A major strength of this study is the use of multiple neurodegeneration biomarkers from different modalities in a relatively large study population. However, there are notable limitations. As noted by the study authors, the list of neurodegeneration markers examined was not exhaustive and notably did not include FDG-PET or other MRI atrophy measures. Furthermore, the study population consisted of individuals with subjective cognitive decline presenting at a memory clinic. This may limit the ability to generalize the findings to other populations. Also, many of the biomarkers used do not have optimal cutoff values, which may result in different results, depending on which cutoff values are used. Until a validated cutoff for the biomarkers is established, this may limit the general use of these biomarkers on an individual level.
Finally, a low percentage of individuals (16%) had clinical progression to MCI or dementia during this study. This was attributed by the authors to the relatively short follow-up duration of 3.8 years and the overall younger age (mean 60.9 years). Future studies with longer follow-up duration and older study population will be needed to verify and validate the findings from this study.

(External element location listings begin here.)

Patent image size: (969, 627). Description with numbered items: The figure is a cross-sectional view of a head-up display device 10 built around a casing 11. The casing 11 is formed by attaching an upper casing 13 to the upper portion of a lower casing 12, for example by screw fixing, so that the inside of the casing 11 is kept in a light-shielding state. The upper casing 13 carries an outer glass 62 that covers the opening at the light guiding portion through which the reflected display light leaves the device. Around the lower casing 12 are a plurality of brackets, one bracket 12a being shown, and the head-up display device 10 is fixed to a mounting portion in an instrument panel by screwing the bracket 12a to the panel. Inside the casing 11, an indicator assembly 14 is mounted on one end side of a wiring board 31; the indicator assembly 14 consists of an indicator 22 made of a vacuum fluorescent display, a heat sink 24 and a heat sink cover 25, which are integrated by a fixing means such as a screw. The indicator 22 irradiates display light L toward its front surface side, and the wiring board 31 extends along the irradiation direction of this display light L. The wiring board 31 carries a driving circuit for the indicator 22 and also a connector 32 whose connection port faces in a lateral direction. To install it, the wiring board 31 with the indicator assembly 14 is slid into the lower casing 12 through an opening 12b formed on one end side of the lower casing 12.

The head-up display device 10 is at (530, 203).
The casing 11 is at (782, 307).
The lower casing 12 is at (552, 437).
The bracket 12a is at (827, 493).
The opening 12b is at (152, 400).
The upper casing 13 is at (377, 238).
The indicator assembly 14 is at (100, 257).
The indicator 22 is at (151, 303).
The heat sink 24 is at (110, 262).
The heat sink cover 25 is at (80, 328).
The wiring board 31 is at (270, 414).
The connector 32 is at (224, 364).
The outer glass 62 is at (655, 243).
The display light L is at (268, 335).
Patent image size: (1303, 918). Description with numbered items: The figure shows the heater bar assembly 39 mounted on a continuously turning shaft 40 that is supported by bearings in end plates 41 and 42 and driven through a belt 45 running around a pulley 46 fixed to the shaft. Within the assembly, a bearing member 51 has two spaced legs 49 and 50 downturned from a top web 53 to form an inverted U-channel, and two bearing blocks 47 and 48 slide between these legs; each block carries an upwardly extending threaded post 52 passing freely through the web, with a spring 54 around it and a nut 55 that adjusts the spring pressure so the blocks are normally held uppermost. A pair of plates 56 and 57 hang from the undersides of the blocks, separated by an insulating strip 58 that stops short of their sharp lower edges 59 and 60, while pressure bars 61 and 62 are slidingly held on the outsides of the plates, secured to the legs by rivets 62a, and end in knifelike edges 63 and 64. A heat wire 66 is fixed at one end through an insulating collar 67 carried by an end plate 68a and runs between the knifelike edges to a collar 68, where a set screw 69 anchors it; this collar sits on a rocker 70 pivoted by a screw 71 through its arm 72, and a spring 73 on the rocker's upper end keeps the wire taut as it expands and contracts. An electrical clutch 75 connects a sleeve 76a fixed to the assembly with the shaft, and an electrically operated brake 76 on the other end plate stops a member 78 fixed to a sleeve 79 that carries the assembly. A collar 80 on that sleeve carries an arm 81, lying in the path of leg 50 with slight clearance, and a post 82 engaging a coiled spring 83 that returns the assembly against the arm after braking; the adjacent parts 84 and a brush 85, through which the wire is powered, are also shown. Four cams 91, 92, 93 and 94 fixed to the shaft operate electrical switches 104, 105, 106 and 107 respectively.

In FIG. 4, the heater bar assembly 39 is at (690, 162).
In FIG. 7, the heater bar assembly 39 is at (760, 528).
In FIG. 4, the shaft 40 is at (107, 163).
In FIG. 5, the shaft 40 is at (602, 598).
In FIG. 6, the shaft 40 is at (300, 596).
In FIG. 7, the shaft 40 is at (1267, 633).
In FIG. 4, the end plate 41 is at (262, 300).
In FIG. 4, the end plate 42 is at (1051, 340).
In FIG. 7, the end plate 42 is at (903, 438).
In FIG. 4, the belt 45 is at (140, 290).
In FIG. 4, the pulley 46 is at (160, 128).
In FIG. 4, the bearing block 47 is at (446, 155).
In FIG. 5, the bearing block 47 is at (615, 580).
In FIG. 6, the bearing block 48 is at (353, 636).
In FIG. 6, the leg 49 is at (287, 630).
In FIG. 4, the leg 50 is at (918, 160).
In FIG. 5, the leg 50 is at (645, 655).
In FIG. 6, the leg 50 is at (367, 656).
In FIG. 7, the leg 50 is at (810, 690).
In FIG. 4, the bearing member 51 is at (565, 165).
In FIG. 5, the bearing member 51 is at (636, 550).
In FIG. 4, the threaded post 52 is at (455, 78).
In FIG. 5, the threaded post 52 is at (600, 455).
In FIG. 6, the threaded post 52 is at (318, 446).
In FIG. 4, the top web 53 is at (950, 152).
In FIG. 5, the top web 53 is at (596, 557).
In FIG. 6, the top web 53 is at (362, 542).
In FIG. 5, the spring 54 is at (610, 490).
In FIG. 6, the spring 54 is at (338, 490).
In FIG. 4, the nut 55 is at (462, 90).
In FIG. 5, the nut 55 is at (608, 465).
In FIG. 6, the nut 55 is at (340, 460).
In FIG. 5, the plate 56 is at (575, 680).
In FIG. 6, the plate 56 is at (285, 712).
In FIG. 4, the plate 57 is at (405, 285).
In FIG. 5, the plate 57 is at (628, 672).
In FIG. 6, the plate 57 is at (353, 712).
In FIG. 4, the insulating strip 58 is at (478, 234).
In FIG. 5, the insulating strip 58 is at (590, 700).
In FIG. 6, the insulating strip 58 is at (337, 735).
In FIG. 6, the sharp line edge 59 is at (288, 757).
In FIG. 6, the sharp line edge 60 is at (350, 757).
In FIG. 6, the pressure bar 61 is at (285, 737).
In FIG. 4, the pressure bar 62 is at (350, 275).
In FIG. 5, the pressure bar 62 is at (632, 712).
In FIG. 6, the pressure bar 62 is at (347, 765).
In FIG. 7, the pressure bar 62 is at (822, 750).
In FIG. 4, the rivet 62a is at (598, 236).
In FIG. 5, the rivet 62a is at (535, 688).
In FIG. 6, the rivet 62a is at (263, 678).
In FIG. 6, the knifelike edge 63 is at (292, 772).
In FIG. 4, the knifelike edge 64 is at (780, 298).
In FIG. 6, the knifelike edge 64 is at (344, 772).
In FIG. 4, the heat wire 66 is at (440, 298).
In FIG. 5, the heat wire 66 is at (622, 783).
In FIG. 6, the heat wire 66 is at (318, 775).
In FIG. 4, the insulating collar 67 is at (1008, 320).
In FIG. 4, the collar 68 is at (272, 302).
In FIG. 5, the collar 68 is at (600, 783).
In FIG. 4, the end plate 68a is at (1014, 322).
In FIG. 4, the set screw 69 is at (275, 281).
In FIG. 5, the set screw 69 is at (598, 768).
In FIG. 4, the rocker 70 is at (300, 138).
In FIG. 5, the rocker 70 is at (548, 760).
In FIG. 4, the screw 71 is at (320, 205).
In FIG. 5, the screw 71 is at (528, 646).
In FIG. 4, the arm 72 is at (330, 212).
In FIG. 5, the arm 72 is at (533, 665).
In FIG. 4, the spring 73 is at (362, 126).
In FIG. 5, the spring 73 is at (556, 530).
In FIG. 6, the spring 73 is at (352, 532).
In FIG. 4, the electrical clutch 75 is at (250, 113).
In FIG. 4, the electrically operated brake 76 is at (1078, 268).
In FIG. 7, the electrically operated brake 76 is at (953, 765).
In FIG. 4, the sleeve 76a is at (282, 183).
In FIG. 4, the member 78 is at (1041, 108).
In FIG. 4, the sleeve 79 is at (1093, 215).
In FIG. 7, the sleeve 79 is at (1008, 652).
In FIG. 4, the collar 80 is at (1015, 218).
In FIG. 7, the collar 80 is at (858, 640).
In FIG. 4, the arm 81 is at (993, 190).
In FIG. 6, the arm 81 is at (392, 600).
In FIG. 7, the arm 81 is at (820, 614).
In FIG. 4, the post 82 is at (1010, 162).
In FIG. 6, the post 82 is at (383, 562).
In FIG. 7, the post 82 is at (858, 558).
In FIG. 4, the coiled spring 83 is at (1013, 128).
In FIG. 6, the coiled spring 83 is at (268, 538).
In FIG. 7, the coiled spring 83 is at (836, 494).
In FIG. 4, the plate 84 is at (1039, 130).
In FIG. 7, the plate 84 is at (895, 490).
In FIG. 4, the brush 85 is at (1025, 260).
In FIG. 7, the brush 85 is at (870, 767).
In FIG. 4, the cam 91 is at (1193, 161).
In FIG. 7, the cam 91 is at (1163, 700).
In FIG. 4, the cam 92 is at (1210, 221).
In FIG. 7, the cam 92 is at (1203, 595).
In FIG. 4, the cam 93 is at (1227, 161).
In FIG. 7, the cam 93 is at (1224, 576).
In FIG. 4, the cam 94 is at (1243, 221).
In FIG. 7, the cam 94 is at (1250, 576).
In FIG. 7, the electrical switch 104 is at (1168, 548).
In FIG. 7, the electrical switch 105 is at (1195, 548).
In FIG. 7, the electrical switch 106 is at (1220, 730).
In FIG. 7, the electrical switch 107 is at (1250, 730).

Despite any limitations, this study eloquently highlights the importance of selecting appropriate neurodegeneration biomarkers when using the ATN framework and that the different neurodegeneration biomarkers should not be treated as equivalent. Unfortunately, this study could not find a single “most suitable” biomarker for neurodegeneration, which would be useful when bringing these biomarkers to more general clinical practice. Finally, identifying additional biomarkers beyond the ATN framework, including vascular, inflammatory, and metabolic biomarkers, should remain a research priority, since these other classes of biomarkers could add additional diagnostic and predictive value beyond ATN.